另外,第三党的革命活动,在客观上支持了中共领导的革命斗争。当时中共正处于国民党的数次“围剿”之中,处境十分困难。第三党的活动无疑为中共反“围剿”的胜利提供了声援,更重要的是给中共领导的反帝反封建斗争增加了一支可以联合的革命力量。
3.第三党的性质
就其反映的阶级利益和意志来说,由于第三党实质上是代表着小资产阶级利益的政党,所以难免有其阶级的局限性。
(1)第三党不能正确地运用马克思主义阶级分析的方法来认识中国的阶级问题。他们对当时中国社会性质、革命对象、革命任务等问题的分析和认识基本上是比较正确的,但对阶级构成问题的分析上却是自相矛盾的。他们虽然较正确地分析了中国的阶级斗争,但却不能正确地划分阶级,而是把各阶级拼凑在一起。这就决定了该党不能制定出一个正确的代表其阶级意志的纲领,注定了其实行的在小资产阶级领导下,经过平民革命建立平民政权,再过渡到社会主义这条道路的失败。
(2)第三党不能认识到无产阶级的领导地位。
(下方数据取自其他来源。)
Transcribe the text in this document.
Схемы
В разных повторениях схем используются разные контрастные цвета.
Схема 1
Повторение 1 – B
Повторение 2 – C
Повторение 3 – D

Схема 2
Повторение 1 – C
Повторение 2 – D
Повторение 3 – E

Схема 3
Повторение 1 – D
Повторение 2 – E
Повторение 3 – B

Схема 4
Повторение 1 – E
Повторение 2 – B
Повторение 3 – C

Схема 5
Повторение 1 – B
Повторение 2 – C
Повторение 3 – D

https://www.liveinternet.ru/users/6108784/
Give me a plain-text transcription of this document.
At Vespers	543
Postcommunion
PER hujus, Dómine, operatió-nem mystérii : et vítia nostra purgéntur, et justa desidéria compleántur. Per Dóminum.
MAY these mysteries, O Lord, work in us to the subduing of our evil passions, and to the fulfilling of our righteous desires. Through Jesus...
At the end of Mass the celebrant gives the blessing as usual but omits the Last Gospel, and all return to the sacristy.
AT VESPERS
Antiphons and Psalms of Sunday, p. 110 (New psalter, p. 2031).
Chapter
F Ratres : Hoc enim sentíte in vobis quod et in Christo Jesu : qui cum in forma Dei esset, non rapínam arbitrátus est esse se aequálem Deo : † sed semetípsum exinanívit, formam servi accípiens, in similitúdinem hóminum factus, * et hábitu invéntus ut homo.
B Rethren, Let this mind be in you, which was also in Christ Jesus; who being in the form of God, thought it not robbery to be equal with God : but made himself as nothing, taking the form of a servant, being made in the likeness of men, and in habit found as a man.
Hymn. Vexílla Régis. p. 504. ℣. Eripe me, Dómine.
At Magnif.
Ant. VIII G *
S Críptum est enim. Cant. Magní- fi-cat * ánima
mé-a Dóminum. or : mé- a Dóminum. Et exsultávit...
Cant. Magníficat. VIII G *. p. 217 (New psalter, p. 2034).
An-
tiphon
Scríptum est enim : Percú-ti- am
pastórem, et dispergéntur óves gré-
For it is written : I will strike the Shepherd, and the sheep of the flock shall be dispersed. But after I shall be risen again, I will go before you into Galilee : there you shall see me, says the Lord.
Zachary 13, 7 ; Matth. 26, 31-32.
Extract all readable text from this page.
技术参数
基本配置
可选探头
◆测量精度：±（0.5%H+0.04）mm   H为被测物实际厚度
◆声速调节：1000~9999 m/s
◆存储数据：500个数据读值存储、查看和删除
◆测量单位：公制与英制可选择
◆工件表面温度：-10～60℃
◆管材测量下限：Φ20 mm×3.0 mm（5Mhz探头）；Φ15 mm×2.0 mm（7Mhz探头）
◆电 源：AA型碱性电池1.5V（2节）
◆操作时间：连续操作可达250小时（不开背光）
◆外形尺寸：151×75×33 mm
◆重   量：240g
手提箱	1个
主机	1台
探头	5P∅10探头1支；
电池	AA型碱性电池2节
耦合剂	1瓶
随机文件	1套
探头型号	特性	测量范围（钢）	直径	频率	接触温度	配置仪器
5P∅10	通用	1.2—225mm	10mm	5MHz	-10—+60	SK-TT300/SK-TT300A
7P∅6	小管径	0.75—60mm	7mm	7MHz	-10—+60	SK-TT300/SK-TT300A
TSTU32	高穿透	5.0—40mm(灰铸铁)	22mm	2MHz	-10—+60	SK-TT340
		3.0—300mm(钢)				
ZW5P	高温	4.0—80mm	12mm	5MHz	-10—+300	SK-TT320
他们认为共产主义只能发生在西方资本主义发达国家,认为中国的无产阶级革命客观条件还没有具备,并且认为中共及其代表的无产阶级“依其数量和质量,也只可在广大的革命群众中发挥积极的作用,不能单独的、自树一帜的领导中国革命”。认为只有第三党领导的平民革命才能取得中国革命的胜利,这就否定了无产阶级在中国革命中的领导地位。
(3)第三党小资产阶级的妥协性,决定了他们不可能彻底地进行土地革命,彻底地铲除农村中的封建剥削关系。第三党虽然认识到了中国革命只有进行土地革命,解决农民的土地问题才能调动广大民众的积极性,但由于其阶级本身的妥协性,只是制定了以“耕者有其田”作为其“土地国有”政策的过渡。由于没有从根本上动摇农村的封建剥削关系,彻底解决农村的土地所有制关系,这就注定了他们所设想的土地革命只能是幻想。
总之,第三党的政治主张和思想虽有其偏激性的一面,但是也有其正确的、革命性的一面。而且纵观第三党在创建以来的政治活动中,他们始终坚持革命立场,对中国的前途命运进行积极探索,并坚定地同蒋介石反动政府作斗争。这不仅在一定程度上有利于中间势力参加反蒋阵营,而且在客观上也声援了中共,从而为推动中国的民主化进程作出了积极的贡献。